I would love to hear from those of you who are in the 50-65 age group about your own thougts and experiences with this transition. Even if you are younger than that, if you have parents with ADD who are struggling with these issues, I would love to hear from you too.

Thanks in advance for your help.

Andrea

Replies

I’m 59 and only dx’d a few months ago although symptoms have been lifelong. Low grade compared to many but some aspects of aging made them worse. I’ve done all I could to rectify those and finally admitted they didn’t help enough to prevent me from trying medication. Many baby boomers are being dx’d for the first time as we slipped under the radar. Docs are finding the risk/benefit ratio of meds is that there is more risk of falling, having a car accident and more as aging makes symptoms worse with not treating with meds than any risk of side effects. A few contraindications of course depending on heart conditions and such.
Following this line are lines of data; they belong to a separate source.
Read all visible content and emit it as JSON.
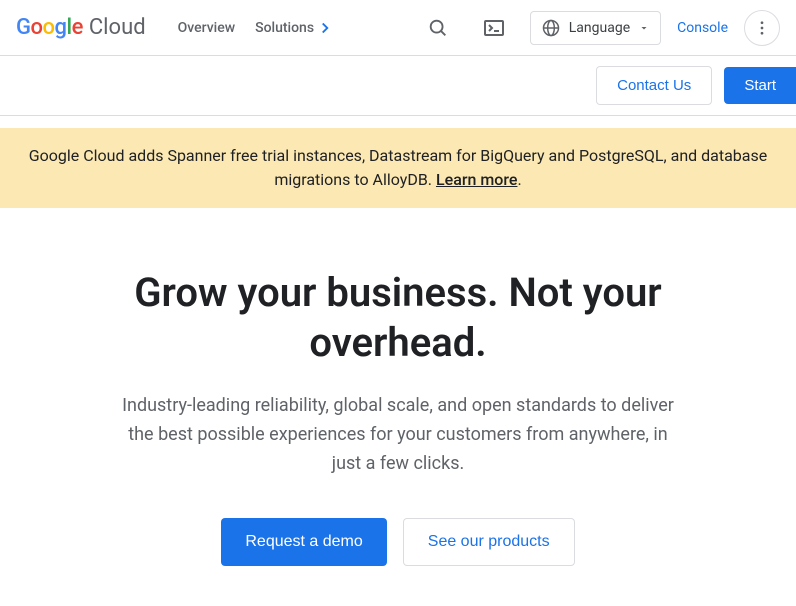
{
  "header": {
    "logo_main": "Google",
    "logo_sub": "Cloud",
    "nav": {
      "overview": "Overview",
      "solutions": "Solutions"
    },
    "language_label": "Language",
    "console_link": "Console"
  },
  "subnav": {
    "contact": "Contact Us",
    "start": "Start"
  },
  "banner": {
    "text": "Google Cloud adds Spanner free trial instances, Datastream for BigQuery and PostgreSQL, and database migrations to AlloyDB. ",
    "link": "Learn more",
    "period": "."
  },
  "hero": {
    "title": "Grow your business. Not your overhead.",
    "subtitle": "Industry-leading reliability, global scale, and open standards to deliver the best possible experiences for your customers from anywhere, in just a few clicks.",
    "cta_primary": "Request a demo",
    "cta_secondary": "See our products"
  }
}
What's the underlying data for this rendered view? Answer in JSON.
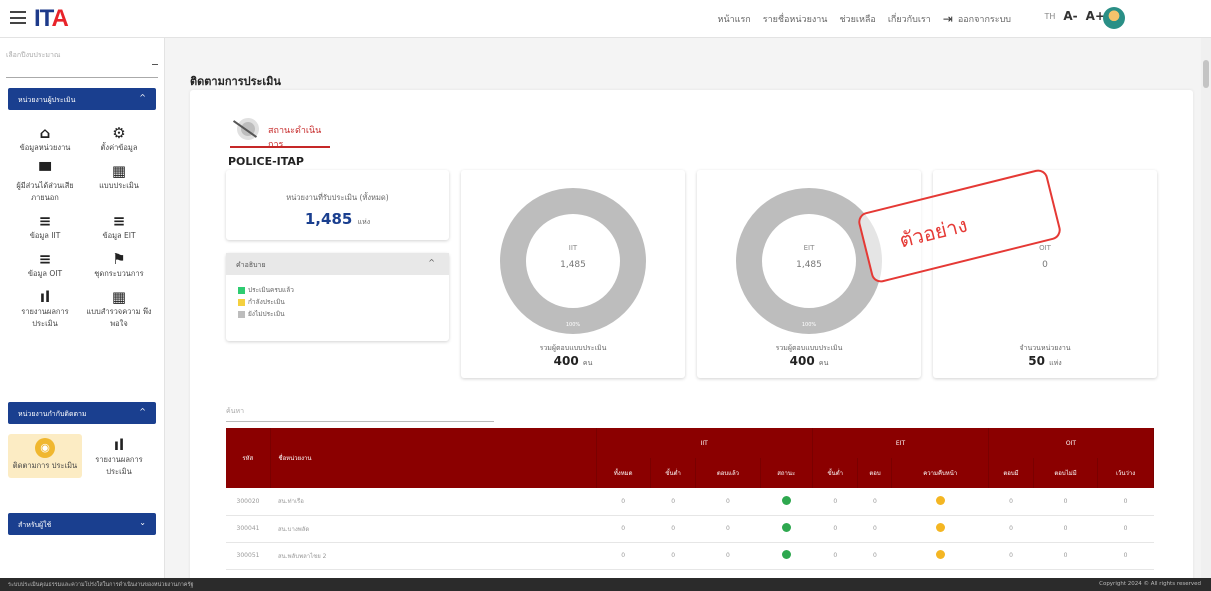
{
  "header": {
    "logo": "ITA",
    "nav": [
      "หน้าแรก",
      "รายชื่อหน่วยงาน",
      "ช่วยเหลือ",
      "เกี่ยวกับเรา"
    ],
    "logout": "ออกจากระบบ",
    "lang": "TH",
    "font_small": "A-",
    "font_large": "A+"
  },
  "sidebar": {
    "select_placeholder": "เลือกปีงบประมาณ",
    "section1": {
      "title": "หน่วยงานผู้ประเมิน",
      "items": [
        {
          "label": "ข้อมูลหน่วยงาน",
          "icon": "building-icon"
        },
        {
          "label": "ตั้งค่าข้อมูล",
          "icon": "settings-icon"
        },
        {
          "label": "ผู้มีส่วนได้ส่วนเสีย ภายนอก",
          "icon": "group-icon"
        },
        {
          "label": "แบบประเมิน",
          "icon": "qr-icon"
        },
        {
          "label": "ข้อมูล IIT",
          "icon": "list-icon"
        },
        {
          "label": "ข้อมูล EIT",
          "icon": "list-icon"
        },
        {
          "label": "ข้อมูล OIT",
          "icon": "list-icon"
        },
        {
          "label": "ชุดกระบวนการ",
          "icon": "flag-icon"
        },
        {
          "label": "รายงานผลการ ประเมิน",
          "icon": "bar-chart-icon"
        },
        {
          "label": "แบบสำรวจความ พึงพอใจ",
          "icon": "qr-icon"
        }
      ]
    },
    "section2": {
      "title": "หน่วยงานกำกับติดตาม",
      "items": [
        {
          "label": "ติดตามการ ประเมิน",
          "icon": "tracking-icon"
        },
        {
          "label": "รายงานผลการ ประเมิน",
          "icon": "bar-chart-icon"
        }
      ]
    },
    "section3": {
      "title": "สำหรับผู้ใช้"
    }
  },
  "main": {
    "page_title": "ติดตามการประเมิน",
    "status_tab": "สถานะดำเนินการ",
    "org_name": "POLICE-ITAP",
    "summary": {
      "label": "หน่วยงานที่รับประเมิน (ทั้งหมด)",
      "value": "1,485",
      "unit": "แห่ง"
    },
    "legend": {
      "title": "คำอธิบาย",
      "items": [
        {
          "label": "ประเมินครบแล้ว",
          "color": "#2ecc71"
        },
        {
          "label": "กำลังประเมิน",
          "color": "#f4d03f"
        },
        {
          "label": "ยังไม่ประเมิน",
          "color": "#bdbdbd"
        }
      ]
    },
    "donuts": [
      {
        "name": "IIT",
        "num": "1,485",
        "segment_label": "100%",
        "caption": "รวมผู้ตอบแบบประเมิน",
        "total": "400",
        "unit": "คน",
        "fill": 1.0
      },
      {
        "name": "EIT",
        "num": "1,485",
        "segment_label": "100%",
        "caption": "รวมผู้ตอบแบบประเมิน",
        "total": "400",
        "unit": "คน",
        "fill": 1.0
      },
      {
        "name": "OIT",
        "num": "0",
        "segment_label": "",
        "caption": "จำนวนหน่วยงาน",
        "total": "50",
        "unit": "แห่ง",
        "fill": 0.0
      }
    ],
    "watermark": "ตัวอย่าง",
    "search_placeholder": "ค้นหา",
    "table": {
      "groups": {
        "iit": "IIT",
        "eit": "EIT",
        "oit": "OIT"
      },
      "col_code": "รหัส",
      "col_name": "ชื่อหน่วยงาน",
      "iit_cols": [
        "ทั้งหมด",
        "ขั้นต่ำ",
        "ตอบแล้ว",
        "สถานะ"
      ],
      "eit_cols": [
        "ขั้นต่ำ",
        "ตอบ",
        "ความคืบหน้า"
      ],
      "oit_cols": [
        "ตอบมี",
        "ตอบไม่มี",
        "เว้นว่าง"
      ],
      "rows": [
        {
          "code": "300020",
          "name": "สน.ท่าเรือ",
          "vals": [
            "0",
            "0",
            "0"
          ],
          "eit": [
            "0",
            "0"
          ],
          "oit": [
            "0",
            "0",
            "0"
          ]
        },
        {
          "code": "300041",
          "name": "สน.บางพลัด",
          "vals": [
            "0",
            "0",
            "0"
          ],
          "eit": [
            "0",
            "0"
          ],
          "oit": [
            "0",
            "0",
            "0"
          ]
        },
        {
          "code": "300051",
          "name": "สน.พลับพลาไชย 2",
          "vals": [
            "0",
            "0",
            "0"
          ],
          "eit": [
            "0",
            "0"
          ],
          "oit": [
            "0",
            "0",
            "0"
          ]
        }
      ]
    }
  },
  "footer": {
    "left": "ระบบประเมินคุณธรรมและความโปร่งใสในการดำเนินงานของหน่วยงานภาครัฐ",
    "right": "Copyright 2024 © All rights reserved"
  }
}
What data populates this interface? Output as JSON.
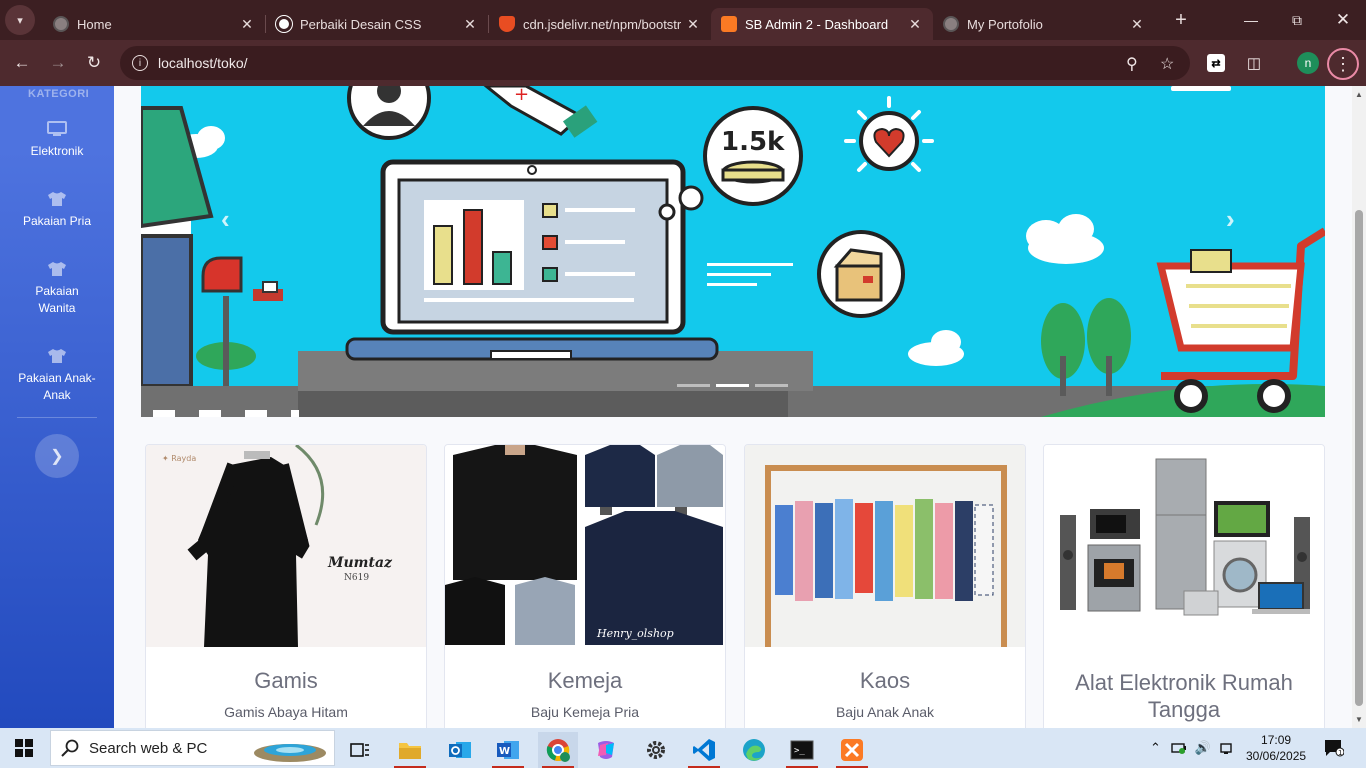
{
  "browser": {
    "tabs": [
      {
        "label": "Home",
        "icon": "globe-icon",
        "active": false
      },
      {
        "label": "Perbaiki Desain CSS",
        "icon": "openai-icon",
        "active": false
      },
      {
        "label": "cdn.jsdelivr.net/npm/bootstr",
        "icon": "shield-icon",
        "active": false
      },
      {
        "label": "SB Admin 2 - Dashboard",
        "icon": "xampp-icon",
        "active": true
      },
      {
        "label": "My Portofolio",
        "icon": "globe-icon",
        "active": false
      }
    ],
    "url": "localhost/toko/",
    "profile_initial": "n"
  },
  "sidebar": {
    "heading": "KATEGORI",
    "items": [
      {
        "label": "Elektronik",
        "icon": "desktop-icon"
      },
      {
        "label": "Pakaian Pria",
        "icon": "tshirt-icon"
      },
      {
        "label": "Pakaian Wanita",
        "icon": "tshirt-icon"
      },
      {
        "label": "Pakaian Anak-Anak",
        "icon": "tshirt-icon"
      }
    ],
    "toggle_icon": "chevron-right-icon"
  },
  "carousel": {
    "banner_badge": "1.5k",
    "slide_count": 3,
    "active_slide": 2
  },
  "products": [
    {
      "title": "Gamis",
      "text": "Gamis Abaya Hitam",
      "image_caption": "Mumtaz",
      "image_sub": "N619"
    },
    {
      "title": "Kemeja",
      "text": "Baju Kemeja Pria",
      "image_caption": "Henry_olshop"
    },
    {
      "title": "Kaos",
      "text": "Baju Anak Anak"
    },
    {
      "title": "Alat Elektronik Rumah Tangga",
      "text": ""
    }
  ],
  "taskbar": {
    "search_placeholder": "Search web & PC",
    "time": "17:09",
    "date": "30/06/2025"
  },
  "colors": {
    "sidebar_top": "#4e73df",
    "sidebar_bottom": "#224abe",
    "banner_bg": "#13c9ec",
    "chrome_bg": "#3c1f22"
  }
}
But your friend’s concern is valid. I lost my late husband 7 years ago and the focal point of my life was gone. I was lucky to have found true love again 5 years ago. And now I can see how much having something, someone, some external reason, purpose, job, to focus on is critical for me.

I suggest she look for a hobby, some activities such as volunteering, yoga classes, anything that gives social connections. I know many now in my age group who have the time now to devote to causes near and dear to their hearts, Politics, saving the planet, helping at homeless shelters, the library, local botanical garden, historical society, and more.

Having some reason to get up in the morning is critical for just about anyone. Retirees are now being encouraged to plan more for what they will DO after retiring rather than just having the money to retire. The social needs of us all as we age become more critical to our mental, physical and emotional well being than ever.

Posted by Gadfly on Jul 31, 2014 at 2:58am

I have a thousand interest and things to do, so I’ll not get bored BUT I do need to socialise.
I volunteer and this gives me a reason to get out of the house and meet people.  many of the other volunteers are retired so we get along fine.